Sen. Sherrod Brown not ruling out running for VP-elect Vance's seat in 2026
In a new wide-ranging interview with Politico following his defeat to Republican businessman Bernie Moreno earlier this month, three-term Democratic Sen. Sherrod Brown says that he is not ruling out another run for the Senate in 2026.
"I've not ruled anything out," Brown told Politico when asked if he would have any interest in running for the seat being abandoned by current Republican senator and now Vice President-elect JD Vance. Brown left his answer at that and did not expand any further.
Brown has been a senator since 2006, when he defeated then-incumbent Republican Sen. Mike DeWine in a year that heavily favored Democrats nationwide. Brown also won re-election in two other years that were favorable to Democrats, including 2012, when Barack Obama carried the state of Ohio during his re-election bid. Six years later, Brown would again win in 2018 during the midterms in a strong year for Democrats, which rode a wave of success off of widespread backlash to President Donald Trump's first term in office.
This year, the political climate proved far less favorable to Brown. After five decades of being one of the nation's most recognizable swing states, Ohio is now a solidly red state, having not voted for a Democrat statewide besides Brown since 2012. On the national level, former President Donald Trump had a decisive win this year in an election that saw the Republican Party presidential candidate win the popular vote for the first time since 2004. In Ohio, Trump also won the largest Republican share of the vote within the state since 1984.
Alongside Trump next year, an Ohioan will now be second in command as vice president in the nation for the first time ever, under the watch of current Republican Sen. JD Vance. After a brief but meteoric political career in the Senate, Vance will now be vacating the seat he has held since 2022 to become the second most powerful person in the country.
When Vance eventually vacates his Senate seat to become vice president, his replacement will be chosen by DeWine, now Ohio's governor, after previously being the last incumbent to lose a statewide Senate election within the state. DeWine has not yet announced the person that he intends to select to fill Vance's seat. Still, under the law, the pick will only be allowed to serve out two years of Vance's term, where an election to fill out the remaining two years of the six-year term will be held in 2026.
Brown has plenty of time to decide whether he will run, as the Ohio Democratic primary will not be held until the spring of 2026. However, if he did decide to run, 2026 could possibly provide more favorable ground for Brown. Whether the same level of backlash emerges to Trump's second term in office as it did in his first is yet to be seen, although traditionally, the president's party has suffered losses in Congress during the midterms in a trend that dates back several decades.

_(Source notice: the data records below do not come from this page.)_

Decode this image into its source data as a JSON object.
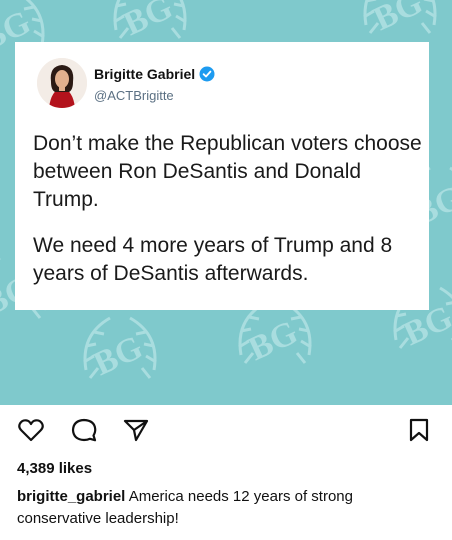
{
  "tweet": {
    "display_name": "Brigitte Gabriel",
    "handle": "@ACTBrigitte",
    "paragraph_1": "Don’t make the Republican voters choose between Ron DeSantis and Donald Trump.",
    "paragraph_2": "We need 4 more years of Trump and 8 years of DeSantis afterwards."
  },
  "post": {
    "likes": "4,389 likes",
    "caption_username": "brigitte_gabriel",
    "caption_text": "America needs 12 years of strong conservative leadership!"
  },
  "icons": {
    "like": "heart-icon",
    "comment": "comment-icon",
    "share": "send-icon",
    "save": "bookmark-icon"
  },
  "colors": {
    "background_teal": "#7fc9cc",
    "pattern": "#9fd8da",
    "verified_blue": "#1d9bf0"
  }
}
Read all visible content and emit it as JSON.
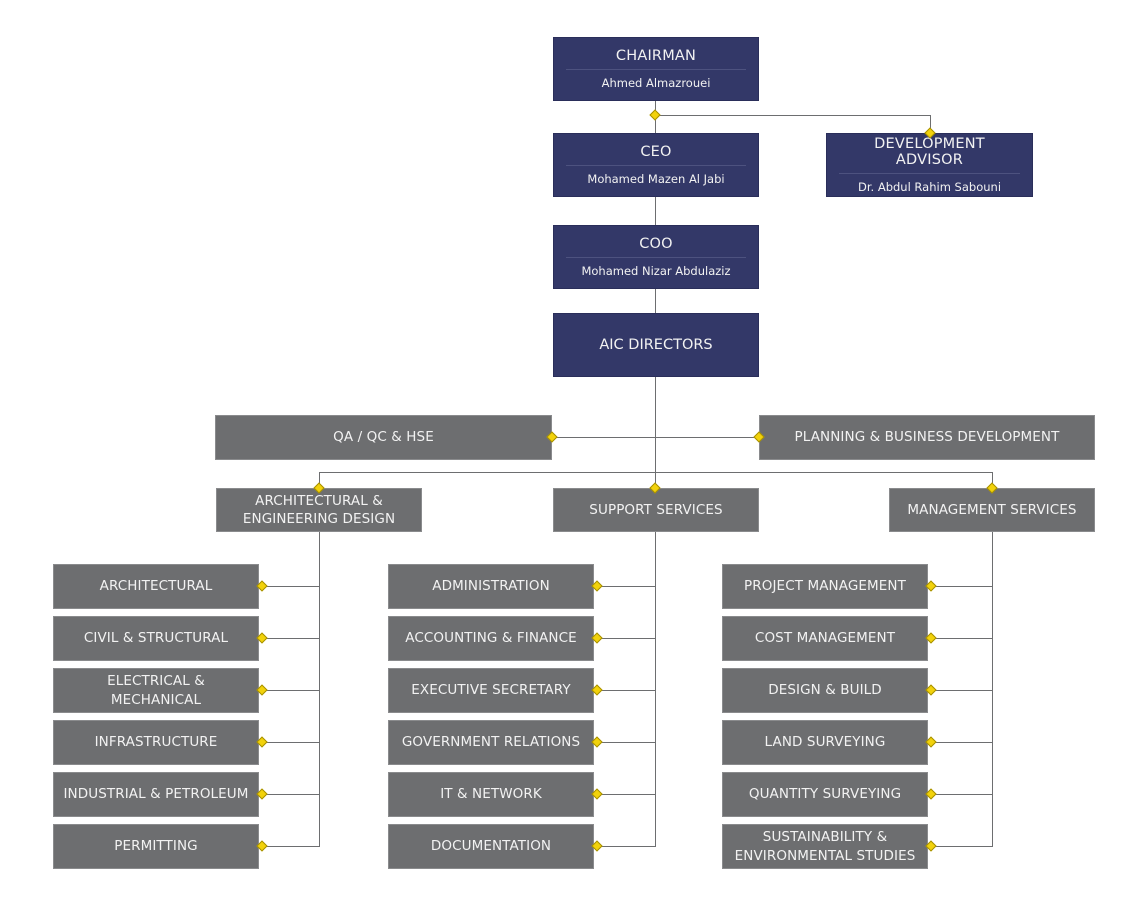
{
  "org_chart": {
    "colors": {
      "executive": "#333868",
      "department": "#6d6e70",
      "connector": "#6d6e70",
      "node_marker": "#f2d20b"
    },
    "chairman": {
      "title": "CHAIRMAN",
      "name": "Ahmed Almazrouei"
    },
    "ceo": {
      "title": "CEO",
      "name": "Mohamed Mazen Al Jabi"
    },
    "advisor": {
      "title": "DEVELOPMENT ADVISOR",
      "name": "Dr. Abdul Rahim Sabouni"
    },
    "coo": {
      "title": "COO",
      "name": "Mohamed Nizar Abdulaziz"
    },
    "directors": {
      "title": "AIC DIRECTORS"
    },
    "staff": {
      "left": "QA / QC & HSE",
      "right": "PLANNING & BUSINESS DEVELOPMENT"
    },
    "divisions": [
      {
        "title": "ARCHITECTURAL & ENGINEERING DESIGN",
        "units": [
          "ARCHITECTURAL",
          "CIVIL & STRUCTURAL",
          "ELECTRICAL & MECHANICAL",
          "INFRASTRUCTURE",
          "INDUSTRIAL & PETROLEUM",
          "PERMITTING"
        ]
      },
      {
        "title": "SUPPORT SERVICES",
        "units": [
          "ADMINISTRATION",
          "ACCOUNTING & FINANCE",
          "EXECUTIVE SECRETARY",
          "GOVERNMENT RELATIONS",
          "IT & NETWORK",
          "DOCUMENTATION"
        ]
      },
      {
        "title": "MANAGEMENT SERVICES",
        "units": [
          "PROJECT MANAGEMENT",
          "COST MANAGEMENT",
          "DESIGN & BUILD",
          "LAND SURVEYING",
          "QUANTITY SURVEYING",
          "SUSTAINABILITY & ENVIRONMENTAL STUDIES"
        ]
      }
    ]
  }
}
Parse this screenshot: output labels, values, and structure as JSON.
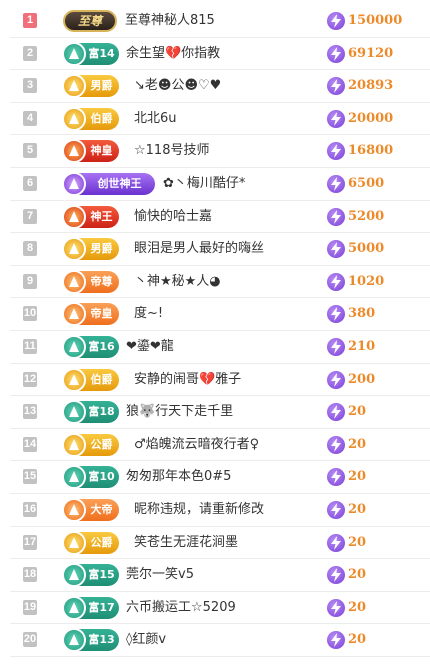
{
  "ranking": [
    {
      "rank": "1",
      "badge": "至尊",
      "name": "至尊神秘人815",
      "score": "150000"
    },
    {
      "rank": "2",
      "badge": "富14",
      "name": "余生望💔你指教",
      "score": "69120"
    },
    {
      "rank": "3",
      "badge": "男爵",
      "name": "↘老☻公☻♡♥",
      "score": "20893"
    },
    {
      "rank": "4",
      "badge": "伯爵",
      "name": "北北6u",
      "score": "20000"
    },
    {
      "rank": "5",
      "badge": "神皇",
      "name": "☆118号技师",
      "score": "16800"
    },
    {
      "rank": "6",
      "badge": "创世神王",
      "name": "✿丶梅川酷仔*",
      "score": "6500"
    },
    {
      "rank": "7",
      "badge": "神王",
      "name": "愉快的哈士嘉",
      "score": "5200"
    },
    {
      "rank": "8",
      "badge": "男爵",
      "name": "眼泪是男人最好的嗨丝",
      "score": "5000"
    },
    {
      "rank": "9",
      "badge": "帝尊",
      "name": "丶神★秘★人◕",
      "score": "1020"
    },
    {
      "rank": "10",
      "badge": "帝皇",
      "name": "度~!",
      "score": "380"
    },
    {
      "rank": "11",
      "badge": "富16",
      "name": "❤鎏❤龍",
      "score": "210"
    },
    {
      "rank": "12",
      "badge": "伯爵",
      "name": "安静的闹哥💔雅子",
      "score": "200"
    },
    {
      "rank": "13",
      "badge": "富18",
      "name": "狼🐺行天下走千里",
      "score": "20"
    },
    {
      "rank": "14",
      "badge": "公爵",
      "name": "♂焰魄流云暗夜行者♀",
      "score": "20"
    },
    {
      "rank": "15",
      "badge": "富10",
      "name": "匆匆那年本色0#5",
      "score": "20"
    },
    {
      "rank": "16",
      "badge": "大帝",
      "name": "昵称违规，请重新修改",
      "score": "20"
    },
    {
      "rank": "17",
      "badge": "公爵",
      "name": "笑苍生无涯花涧墨",
      "score": "20"
    },
    {
      "rank": "18",
      "badge": "富15",
      "name": "莞尔一笑v5",
      "score": "20"
    },
    {
      "rank": "19",
      "badge": "富17",
      "name": "六币搬运工☆5209",
      "score": "20"
    },
    {
      "rank": "20",
      "badge": "富13",
      "name": "◊红颜v",
      "score": "20"
    }
  ],
  "badge_styles": {
    "至尊": "supreme",
    "富14": "green",
    "富16": "green",
    "富18": "green",
    "富10": "green",
    "富15": "green",
    "富17": "green",
    "富13": "green",
    "男爵": "gold",
    "伯爵": "gold",
    "公爵": "gold",
    "神皇": "red",
    "神王": "red",
    "创世神王": "purple",
    "帝尊": "orange",
    "帝皇": "orange",
    "大帝": "orange"
  },
  "score_icon": "lightning-icon",
  "colors": {
    "rank_top": "#ef6f7b",
    "rank_default": "#c2c2c2",
    "score": "#ec8a2a"
  }
}
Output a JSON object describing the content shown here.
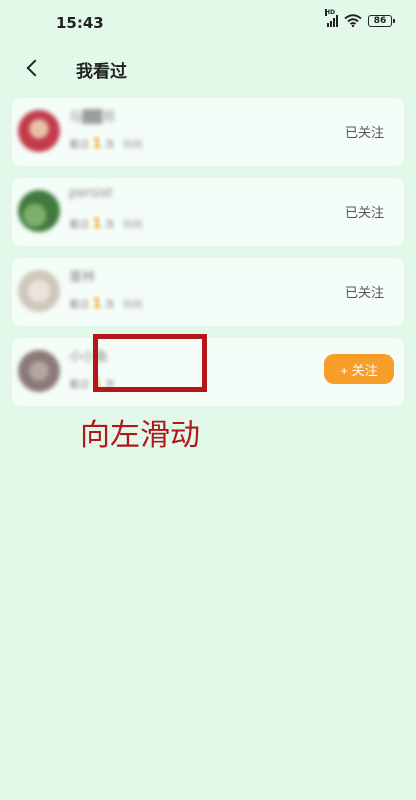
{
  "status_bar": {
    "time": "15:43",
    "hd": "HD",
    "battery": "86",
    "icons": [
      "signal-icon",
      "wifi-icon",
      "battery-icon"
    ]
  },
  "header": {
    "title": "我看过",
    "back_icon": "chevron-left-icon"
  },
  "list": [
    {
      "name": "与▓▓邓",
      "meta_prefix": "看过",
      "count": "1",
      "meta_suffix": "次",
      "time": "刚刚",
      "status": "已关注",
      "avatar_color": "#c23b4a"
    },
    {
      "name": "persist",
      "meta_prefix": "看过",
      "count": "1",
      "meta_suffix": "次",
      "time": "刚刚",
      "status": "已关注",
      "avatar_color": "#3f7a3c"
    },
    {
      "name": "墨林",
      "meta_prefix": "看过",
      "count": "1",
      "meta_suffix": "次",
      "time": "刚刚",
      "status": "已关注",
      "avatar_color": "#cfc7bb"
    },
    {
      "name": "小小鱼",
      "meta_prefix": "看过",
      "count": "1",
      "meta_suffix": "次",
      "time": "",
      "button": "+ 关注",
      "avatar_color": "#8c7a78"
    }
  ],
  "annotation": {
    "text": "向左滑动",
    "color": "#b2171b"
  },
  "colors": {
    "background": "#e2f9ea",
    "accent": "#f79d2a"
  }
}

Still, even if the 2026 election does tend to be favorable to Democrats nationwide, Ohio is also now a solidly red state in a way that it was not just a few years prior. In a highly polarized nation, 2022 also showed signs of this trend possibly slowing down when Democrats did much better than expected in the midterm elections held that year.
Only time will tell what Brown ultimately decides, but regardless of his decision, 2026 is shaping up to be a year that already will have a deflated Ohio Democratic Party facing heavy headwinds to have to overcome as they go into their first election without any statewide representation in a generation.
Despite this, if Brown were to decide to run though, as DeWine has proved by winning four statewide elections since his landslide defeat from the Senate in 2006, political comebacks in the state are certainly not impossible.